И вот продолжение сказки: поэт, а по совместительству скульптор, ваявший кур, рыб и прочую живность, сунул в карман стихи и последовал приглашению, которое значилось в телеграмме, присланной ему весной пятьдесят пятого года в подвальную квартиру полуразрушенной виллы. В одичавшем саду цвела сирень. Вечерами с соседнего озерца ветерок пригонял к открытым окнам комаров.
Телеграмму подписал некий Ганс Вернер Рихтер. Он звал молодого поэта незамедлительно прибыть на другое озеро, которое было гораздо больше соседнего и называлось Ванзее; там на «Вилле Руппенхорн» собиралась «Группа 47». Краткий текст телеграммы заканчивался распоряжением: «Захватите стихи!»
Чтобы сделать сказку более правдоподобной, добавлю, что один из членов жюри штутгартского поэтического конкурса счел меня довольно одаренным, а потому посоветовал человеку по фамилии Рихтер позвать новоиспеченного лауреата на заседание «Группы 47», но тот некоторое время промедлил с приглашением.
Поцеловал поэт свою молодую жену, которая была танцовщицей, и отправился продолжать сказку, прихватив штук семь или девять стихотворений; он доехал автобусом до указанного места, отыскал солидную «Виллу Руппенхорн», где раньше проживал один нацистский бонза; дело шло к полудню, и члены литературного объединения, основанного в сорок седьмом году, как раз затеяли перерыв, чтобы выпить кофе; они вели друг с другом, или не слушая друг друга, умные разговоры; примерно так все могло бы выглядеть и в сказке Андерсена.
О существовании «Группы 47» и о том, что объединило этих людей, я, скульптор, считавший себя поэтом, что-то смутно знал из газет. Зато о самом сорок седьмом годе я имел весьма определенное представление по личному опыту: тогда в самую суровую из всех зим, которая никак не хотела кончаться, незастекленных рам было куда больше, чем оконных стекол в продаже; тогда я, будучи практикантом-каменотесом, начал обрабатывать долотом, бучардой и зубилом первый камень из силезского мрамора для детского надгробия, а между делом писал стихи, которые были лишь набором звонких слов и от которых не сохранилось ни строки.
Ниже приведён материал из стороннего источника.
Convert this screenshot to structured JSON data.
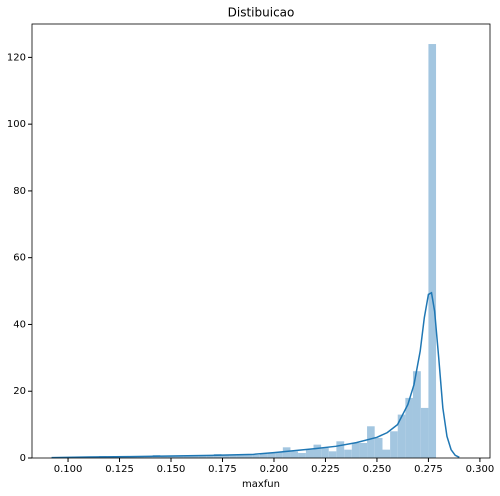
{
  "chart_data": {
    "type": "histogram",
    "title": "Distibuicao",
    "x_label": "maxfun",
    "bins": [
      0.0927,
      0.0964,
      0.1001,
      0.1039,
      0.1076,
      0.1113,
      0.115,
      0.1187,
      0.1225,
      0.1262,
      0.1299,
      0.1336,
      0.1373,
      0.1411,
      0.1448,
      0.1485,
      0.1522,
      0.1559,
      0.1597,
      0.1634,
      0.1671,
      0.1708,
      0.1745,
      0.1783,
      0.182,
      0.1857,
      0.1894,
      0.1931,
      0.1969,
      0.2006,
      0.2043,
      0.208,
      0.2117,
      0.2155,
      0.2192,
      0.2229,
      0.2266,
      0.2303,
      0.2341,
      0.2378,
      0.2415,
      0.2452,
      0.2489,
      0.2527,
      0.2564,
      0.2601,
      0.2638,
      0.2675,
      0.2713,
      0.275,
      0.2787
    ],
    "values": [
      0.3,
      0,
      0,
      0.3,
      0.3,
      0.3,
      0.6,
      0.3,
      0.3,
      0.3,
      0.6,
      0.3,
      0.6,
      0.9,
      0.6,
      0.6,
      0.6,
      0.6,
      0.9,
      0.9,
      0.9,
      1.2,
      0.9,
      0.9,
      1.2,
      0.9,
      0.9,
      1.2,
      1.5,
      1.8,
      3.2,
      2,
      1.5,
      2.5,
      4,
      3,
      2,
      5,
      2.5,
      4.5,
      4.5,
      9.5,
      6,
      2.5,
      8,
      13,
      18,
      26,
      15,
      124
    ],
    "color": "#a3c6e0",
    "kde": {
      "color": "#1f77b4",
      "x": [
        0.092,
        0.11,
        0.13,
        0.15,
        0.17,
        0.19,
        0.2,
        0.21,
        0.22,
        0.23,
        0.24,
        0.25,
        0.255,
        0.26,
        0.265,
        0.268,
        0.271,
        0.273,
        0.275,
        0.2765,
        0.278,
        0.28,
        0.282,
        0.284,
        0.286,
        0.288,
        0.29
      ],
      "values": [
        0.1,
        0.3,
        0.4,
        0.6,
        0.8,
        1.1,
        1.6,
        2.2,
        2.8,
        3.5,
        4.6,
        6.2,
        7.6,
        10,
        16,
        22,
        32,
        42,
        49,
        49.5,
        44,
        30,
        15,
        6.5,
        2.5,
        0.8,
        0.2
      ]
    },
    "xlim": [
      0.0825,
      0.3049
    ],
    "ylim": [
      0,
      130
    ],
    "xticks": [
      {
        "value": 0.1,
        "label": "0.100"
      },
      {
        "value": 0.125,
        "label": "0.125"
      },
      {
        "value": 0.15,
        "label": "0.150"
      },
      {
        "value": 0.175,
        "label": "0.175"
      },
      {
        "value": 0.2,
        "label": "0.200"
      },
      {
        "value": 0.225,
        "label": "0.225"
      },
      {
        "value": 0.25,
        "label": "0.250"
      },
      {
        "value": 0.275,
        "label": "0.275"
      },
      {
        "value": 0.3,
        "label": "0.300"
      }
    ],
    "yticks": [
      0,
      20,
      40,
      60,
      80,
      100,
      120
    ]
  }
}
В вестибюле виллы на Ванзее стояли накрытые столы, за которыми сидели дамы и господа. Они пили кофе, ели пирожные, одновременно ведя умные разговоры. Никого из собравшихся я не знал, поэтому сел, чтобы продолжить сказку, за свободный столик и, возможно, принялся размышлять о сорок седьмом годе, в начале которого дюссельдорфская Академия искусств была закрыта из-за отсутствия угля.